Chapter 8: Deep Residual Learning for Image Recognition

“We present a residual learning framework to ease the training of networks that are substantially deeper than those used previously.”

Based on: “Deep Residual Learning for Image Recognition” (Kaiming He, Xiangyu Zhang, Shaoqing Ren, Jian Sun, 2015)

📄 Original Paper: arXiv:1512.03385

CVPR 2016 Best Paper

8.1 The Depth Revolution

After AlexNet’s 8 layers (Chapter 6), researchers raced to go deeper. VGGNet reached 19 layers. But then something strange happened:

Adding more layers made performance WORSE.

This wasn’t overfitting—even training error increased! There was something fundamentally limiting about deep networks.

graph LR
    subgraph "The Paradox (2015)"
        A["20-layer network<br/>Training error: 10%"]
        B["56-layer network<br/>Training error: 12%"]
    end
    
    Q["Why does more depth<br/>hurt TRAINING error?"]
    
    A --> Q
    B --> Q
    
    style Q fill:#ff6b6b,color:#fff

ResNet solved this problem and enabled training networks with 152 layers—and even 1000+ layers in experiments.

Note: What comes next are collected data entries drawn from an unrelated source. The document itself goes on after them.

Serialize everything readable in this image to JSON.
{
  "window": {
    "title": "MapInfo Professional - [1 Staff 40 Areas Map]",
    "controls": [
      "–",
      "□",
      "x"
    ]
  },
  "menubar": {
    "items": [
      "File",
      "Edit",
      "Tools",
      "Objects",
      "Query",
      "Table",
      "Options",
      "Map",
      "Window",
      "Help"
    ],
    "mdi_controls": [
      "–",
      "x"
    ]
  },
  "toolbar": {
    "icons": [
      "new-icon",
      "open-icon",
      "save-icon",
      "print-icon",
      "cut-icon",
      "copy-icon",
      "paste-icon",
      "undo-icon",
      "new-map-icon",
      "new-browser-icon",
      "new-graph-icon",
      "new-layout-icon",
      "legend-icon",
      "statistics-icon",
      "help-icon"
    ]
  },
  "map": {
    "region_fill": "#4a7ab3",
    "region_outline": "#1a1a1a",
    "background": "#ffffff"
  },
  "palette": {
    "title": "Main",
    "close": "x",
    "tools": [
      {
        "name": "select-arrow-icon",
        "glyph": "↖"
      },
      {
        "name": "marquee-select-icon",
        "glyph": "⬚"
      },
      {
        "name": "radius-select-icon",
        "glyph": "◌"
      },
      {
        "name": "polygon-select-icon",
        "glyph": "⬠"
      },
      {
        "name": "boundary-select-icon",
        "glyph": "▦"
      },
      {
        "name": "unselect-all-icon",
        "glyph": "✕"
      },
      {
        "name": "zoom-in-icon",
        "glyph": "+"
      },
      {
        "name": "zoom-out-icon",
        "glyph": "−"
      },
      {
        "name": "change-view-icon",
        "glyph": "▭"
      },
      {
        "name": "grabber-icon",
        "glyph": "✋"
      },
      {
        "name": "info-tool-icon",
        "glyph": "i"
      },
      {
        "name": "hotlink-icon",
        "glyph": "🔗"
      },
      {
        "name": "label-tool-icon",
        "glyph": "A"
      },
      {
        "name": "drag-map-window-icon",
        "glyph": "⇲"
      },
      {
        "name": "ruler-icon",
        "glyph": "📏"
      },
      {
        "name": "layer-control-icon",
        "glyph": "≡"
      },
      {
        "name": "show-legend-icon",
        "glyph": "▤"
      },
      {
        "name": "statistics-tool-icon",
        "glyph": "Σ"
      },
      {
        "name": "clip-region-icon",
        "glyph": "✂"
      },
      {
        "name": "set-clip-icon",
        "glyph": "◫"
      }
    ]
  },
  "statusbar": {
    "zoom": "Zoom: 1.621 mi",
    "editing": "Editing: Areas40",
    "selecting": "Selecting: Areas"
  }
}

8.2 The Degradation Problem

Not Overfitting—Something Deeper

xychart-beta
    title "The Degradation Problem"
    x-axis "Iterations" [0, 20, 40, 60, 80, 100]
    y-axis "Error %" 0 --> 40
    line "20-layer train" [35, 18, 12, 10, 9, 8]
    line "20-layer test" [38, 22, 16, 14, 13, 12]
    line "56-layer train" [38, 25, 18, 15, 14, 13]
    line "56-layer test" [40, 28, 22, 19, 18, 17]

Key observation: The 56-layer network has higher training error than the 20-layer network. This rules out overfitting!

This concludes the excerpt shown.